History of Billericay
Billericay was first inhabited in the Iron Age, burial mounds still exist in Norsey Woods, but it is in the Roman period when the local Trinovante tribe assisted Queen Boadicea and were quelled, that a Roman settlement brought about the town's real birth.
During the Saxon period our traditional form of local government came into being. The area was then owned by King Harold's father, who is buried locally, who named the fortified settlement Burghstede.
The area then passed into the ownership of William the Conqueror's half brother. When he fell out of favour, William gave the lands to the Cistercian monks. Barstable Hundred came about when the county was divided into "hundreds".
In the 12th and 13th centuries a manor house called Blunts Walls was built by Bartholomew Blunt on the north west of the town. In 1262 Reginald Blunt joined the Barons Revolt, under Simon-de-Montfort but was defeated at the Battle of Evesham. His lands were then confiscated and passed to the Augustinian Thoby priory at Mountnessing.
In 1342 Billericay acquired a Chantry Chapel with sufficient funds to support its own priest.
The next important event was in 1381 when local men joined with those from Kent in a peasants' revolt against Richard II's poll tax. Wat Tyler led a march on London where he was killed and his followers were driven home and 500 massacred in Norsey Woods by Thomas of Woodstock. They are buried in Great Burstead.
In 1620 victualler Christopher Martin set sail with several fellow townsfolk for the new world in "The Mayflower". The town Billerica was set up in Massachusetts. Find out more about Billerica by clicking here
The town became increasingly prosperous during the Georgian period as it was an important stop en route to the Tilbury Crossing and a highly successful coaching route running between Brentwood, Billericay, Rayleigh, Hadleigh, Leigh and Rochford. The Crown, a large coaching inn was built to accommodate the many travellers as existing hostelries were unable to cope.

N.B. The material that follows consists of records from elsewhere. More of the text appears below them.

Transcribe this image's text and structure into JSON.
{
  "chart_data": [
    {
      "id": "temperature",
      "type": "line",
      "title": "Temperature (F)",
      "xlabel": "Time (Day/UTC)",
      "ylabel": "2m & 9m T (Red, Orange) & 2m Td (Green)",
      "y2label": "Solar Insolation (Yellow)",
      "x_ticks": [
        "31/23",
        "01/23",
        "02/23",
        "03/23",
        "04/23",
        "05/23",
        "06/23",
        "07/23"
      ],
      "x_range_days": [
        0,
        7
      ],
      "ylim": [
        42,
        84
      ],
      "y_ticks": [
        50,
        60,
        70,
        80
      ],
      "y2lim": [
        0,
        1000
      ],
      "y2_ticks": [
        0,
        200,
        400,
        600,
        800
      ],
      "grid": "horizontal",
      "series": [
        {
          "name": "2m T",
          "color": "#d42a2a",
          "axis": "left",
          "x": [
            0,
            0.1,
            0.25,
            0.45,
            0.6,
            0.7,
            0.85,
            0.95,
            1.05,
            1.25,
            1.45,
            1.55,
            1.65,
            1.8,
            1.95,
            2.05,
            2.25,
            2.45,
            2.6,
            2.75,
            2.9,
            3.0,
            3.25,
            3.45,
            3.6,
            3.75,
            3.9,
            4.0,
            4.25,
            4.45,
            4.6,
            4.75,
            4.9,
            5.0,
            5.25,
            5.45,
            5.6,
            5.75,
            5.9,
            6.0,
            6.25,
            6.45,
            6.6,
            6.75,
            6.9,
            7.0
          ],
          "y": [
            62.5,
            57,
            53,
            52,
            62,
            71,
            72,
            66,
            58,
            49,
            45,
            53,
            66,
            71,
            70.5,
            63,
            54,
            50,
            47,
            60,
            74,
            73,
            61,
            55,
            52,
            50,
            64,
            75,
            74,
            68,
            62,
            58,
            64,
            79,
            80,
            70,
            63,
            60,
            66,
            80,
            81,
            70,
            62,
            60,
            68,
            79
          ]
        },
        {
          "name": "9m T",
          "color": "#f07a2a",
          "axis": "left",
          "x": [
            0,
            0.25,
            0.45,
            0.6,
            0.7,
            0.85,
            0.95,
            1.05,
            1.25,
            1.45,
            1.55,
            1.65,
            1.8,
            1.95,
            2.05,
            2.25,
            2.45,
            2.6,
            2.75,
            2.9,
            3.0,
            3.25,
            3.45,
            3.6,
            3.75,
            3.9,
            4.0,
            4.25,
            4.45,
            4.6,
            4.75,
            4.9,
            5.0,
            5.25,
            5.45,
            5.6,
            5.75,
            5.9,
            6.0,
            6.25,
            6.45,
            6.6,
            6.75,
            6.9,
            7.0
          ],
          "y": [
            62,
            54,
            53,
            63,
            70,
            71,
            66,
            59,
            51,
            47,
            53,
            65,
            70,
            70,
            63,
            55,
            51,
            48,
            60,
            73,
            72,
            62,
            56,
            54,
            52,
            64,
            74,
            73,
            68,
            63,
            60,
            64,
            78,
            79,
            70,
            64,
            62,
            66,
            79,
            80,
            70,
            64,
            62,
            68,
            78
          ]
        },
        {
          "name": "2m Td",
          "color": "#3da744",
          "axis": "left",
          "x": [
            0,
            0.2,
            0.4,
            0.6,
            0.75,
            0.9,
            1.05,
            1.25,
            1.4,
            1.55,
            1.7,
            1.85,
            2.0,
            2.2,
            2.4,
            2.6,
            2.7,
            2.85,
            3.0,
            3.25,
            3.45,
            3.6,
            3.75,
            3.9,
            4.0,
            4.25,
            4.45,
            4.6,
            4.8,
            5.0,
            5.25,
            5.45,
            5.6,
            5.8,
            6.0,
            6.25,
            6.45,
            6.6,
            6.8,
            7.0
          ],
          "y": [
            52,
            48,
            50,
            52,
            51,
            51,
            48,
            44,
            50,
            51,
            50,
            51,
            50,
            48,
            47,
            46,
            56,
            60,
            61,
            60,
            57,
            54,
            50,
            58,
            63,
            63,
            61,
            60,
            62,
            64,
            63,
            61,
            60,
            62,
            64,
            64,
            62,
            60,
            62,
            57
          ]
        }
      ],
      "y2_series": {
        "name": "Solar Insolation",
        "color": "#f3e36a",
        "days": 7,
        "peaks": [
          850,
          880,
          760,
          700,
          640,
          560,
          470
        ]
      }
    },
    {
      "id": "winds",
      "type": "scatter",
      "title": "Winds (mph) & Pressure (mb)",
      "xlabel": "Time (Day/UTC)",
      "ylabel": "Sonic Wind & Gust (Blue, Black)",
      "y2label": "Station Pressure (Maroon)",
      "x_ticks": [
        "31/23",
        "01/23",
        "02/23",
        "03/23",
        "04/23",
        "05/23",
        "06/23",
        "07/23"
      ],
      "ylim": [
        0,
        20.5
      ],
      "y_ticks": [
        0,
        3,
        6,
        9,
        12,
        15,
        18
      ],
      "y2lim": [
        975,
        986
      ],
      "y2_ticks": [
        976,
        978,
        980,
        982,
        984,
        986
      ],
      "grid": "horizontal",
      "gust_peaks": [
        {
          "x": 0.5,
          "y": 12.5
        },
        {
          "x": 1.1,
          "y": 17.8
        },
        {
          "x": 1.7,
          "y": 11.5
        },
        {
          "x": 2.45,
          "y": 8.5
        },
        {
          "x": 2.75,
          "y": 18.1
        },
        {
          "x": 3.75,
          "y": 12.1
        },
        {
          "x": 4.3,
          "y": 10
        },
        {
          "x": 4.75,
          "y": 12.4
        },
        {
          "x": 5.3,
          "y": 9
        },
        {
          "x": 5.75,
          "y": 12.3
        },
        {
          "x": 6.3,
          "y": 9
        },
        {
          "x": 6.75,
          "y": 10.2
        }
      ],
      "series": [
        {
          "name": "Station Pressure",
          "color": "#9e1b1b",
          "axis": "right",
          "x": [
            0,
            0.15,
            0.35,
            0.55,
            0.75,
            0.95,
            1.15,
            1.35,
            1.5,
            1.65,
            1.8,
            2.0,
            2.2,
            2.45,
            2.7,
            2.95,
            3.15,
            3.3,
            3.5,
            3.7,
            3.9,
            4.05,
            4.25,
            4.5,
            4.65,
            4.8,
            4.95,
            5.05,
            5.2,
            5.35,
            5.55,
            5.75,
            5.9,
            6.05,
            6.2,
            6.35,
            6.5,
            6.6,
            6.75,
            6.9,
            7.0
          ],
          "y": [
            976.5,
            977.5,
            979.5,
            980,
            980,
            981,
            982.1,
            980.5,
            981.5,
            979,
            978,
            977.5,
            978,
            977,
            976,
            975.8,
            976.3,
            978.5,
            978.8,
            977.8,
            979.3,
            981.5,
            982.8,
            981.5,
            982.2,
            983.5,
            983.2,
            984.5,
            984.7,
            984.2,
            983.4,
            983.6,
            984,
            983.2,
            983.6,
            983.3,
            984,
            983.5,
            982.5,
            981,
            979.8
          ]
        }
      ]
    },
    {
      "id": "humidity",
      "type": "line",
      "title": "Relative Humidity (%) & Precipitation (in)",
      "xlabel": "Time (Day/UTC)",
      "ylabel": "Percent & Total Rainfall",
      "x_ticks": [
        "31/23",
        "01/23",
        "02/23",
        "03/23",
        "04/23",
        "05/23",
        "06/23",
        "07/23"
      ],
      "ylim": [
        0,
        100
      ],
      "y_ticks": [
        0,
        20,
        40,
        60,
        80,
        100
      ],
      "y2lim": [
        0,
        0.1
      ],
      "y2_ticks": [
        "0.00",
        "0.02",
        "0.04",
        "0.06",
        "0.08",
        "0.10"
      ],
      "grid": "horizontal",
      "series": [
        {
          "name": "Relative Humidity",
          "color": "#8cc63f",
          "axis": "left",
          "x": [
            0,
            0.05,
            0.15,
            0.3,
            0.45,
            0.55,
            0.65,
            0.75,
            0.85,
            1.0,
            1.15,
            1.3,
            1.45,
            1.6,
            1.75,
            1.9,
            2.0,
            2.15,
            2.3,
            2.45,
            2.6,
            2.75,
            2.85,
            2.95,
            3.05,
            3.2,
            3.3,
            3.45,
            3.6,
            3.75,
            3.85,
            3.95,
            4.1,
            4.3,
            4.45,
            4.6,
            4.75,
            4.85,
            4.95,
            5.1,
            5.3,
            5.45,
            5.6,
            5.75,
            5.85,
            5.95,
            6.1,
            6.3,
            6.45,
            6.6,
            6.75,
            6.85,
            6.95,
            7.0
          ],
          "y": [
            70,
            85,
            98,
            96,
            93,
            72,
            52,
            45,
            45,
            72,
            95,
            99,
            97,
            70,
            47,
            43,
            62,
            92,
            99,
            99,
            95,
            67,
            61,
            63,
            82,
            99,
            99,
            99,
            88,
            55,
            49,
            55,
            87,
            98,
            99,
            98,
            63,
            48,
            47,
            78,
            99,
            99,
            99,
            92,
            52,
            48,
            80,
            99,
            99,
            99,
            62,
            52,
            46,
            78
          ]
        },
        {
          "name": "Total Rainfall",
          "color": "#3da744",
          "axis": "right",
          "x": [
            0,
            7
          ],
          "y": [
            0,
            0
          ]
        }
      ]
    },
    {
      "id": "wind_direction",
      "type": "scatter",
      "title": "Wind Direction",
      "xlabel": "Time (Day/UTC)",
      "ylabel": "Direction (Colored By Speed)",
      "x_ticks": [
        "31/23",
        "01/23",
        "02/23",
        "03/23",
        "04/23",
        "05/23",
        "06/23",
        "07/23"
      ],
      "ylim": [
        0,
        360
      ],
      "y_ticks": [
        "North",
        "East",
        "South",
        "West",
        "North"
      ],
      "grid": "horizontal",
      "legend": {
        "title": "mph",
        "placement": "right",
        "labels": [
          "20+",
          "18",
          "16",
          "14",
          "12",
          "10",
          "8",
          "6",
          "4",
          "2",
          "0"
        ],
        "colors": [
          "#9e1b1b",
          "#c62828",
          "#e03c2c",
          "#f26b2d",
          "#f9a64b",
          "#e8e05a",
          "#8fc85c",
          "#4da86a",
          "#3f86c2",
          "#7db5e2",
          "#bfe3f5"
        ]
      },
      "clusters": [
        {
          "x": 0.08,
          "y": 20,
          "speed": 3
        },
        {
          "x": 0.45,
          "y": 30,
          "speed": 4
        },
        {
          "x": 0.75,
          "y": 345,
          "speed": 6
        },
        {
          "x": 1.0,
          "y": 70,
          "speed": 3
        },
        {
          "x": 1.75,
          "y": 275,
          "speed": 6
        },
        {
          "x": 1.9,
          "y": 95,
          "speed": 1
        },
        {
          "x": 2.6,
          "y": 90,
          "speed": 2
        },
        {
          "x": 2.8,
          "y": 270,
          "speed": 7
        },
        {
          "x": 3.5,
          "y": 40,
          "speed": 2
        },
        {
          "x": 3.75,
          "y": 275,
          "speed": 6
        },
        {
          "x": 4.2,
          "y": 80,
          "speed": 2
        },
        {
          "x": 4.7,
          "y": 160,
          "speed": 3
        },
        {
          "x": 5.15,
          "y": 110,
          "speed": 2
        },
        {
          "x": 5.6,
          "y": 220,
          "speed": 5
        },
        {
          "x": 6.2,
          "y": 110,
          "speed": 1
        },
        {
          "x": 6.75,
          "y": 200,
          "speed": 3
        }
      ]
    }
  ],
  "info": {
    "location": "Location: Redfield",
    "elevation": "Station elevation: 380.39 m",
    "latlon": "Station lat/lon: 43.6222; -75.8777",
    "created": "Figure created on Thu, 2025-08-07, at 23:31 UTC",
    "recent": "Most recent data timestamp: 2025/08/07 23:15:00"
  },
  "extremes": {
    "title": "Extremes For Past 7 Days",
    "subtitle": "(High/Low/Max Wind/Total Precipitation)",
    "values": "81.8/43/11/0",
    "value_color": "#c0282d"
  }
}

In the reform election of 1832 Billericay was one of only seven polling stations in South Essex, the county being divided into north and south for the elections.
From that date Billericay continued to hold its place as a centre of administration. This was confirmed in 1894 with the formation of the Billericay Rural District Council.
Close ties continue to exist between Brentwood and Billericay, borne out not only by the coming of the railway from Shenfield, but also by the A127 major road link.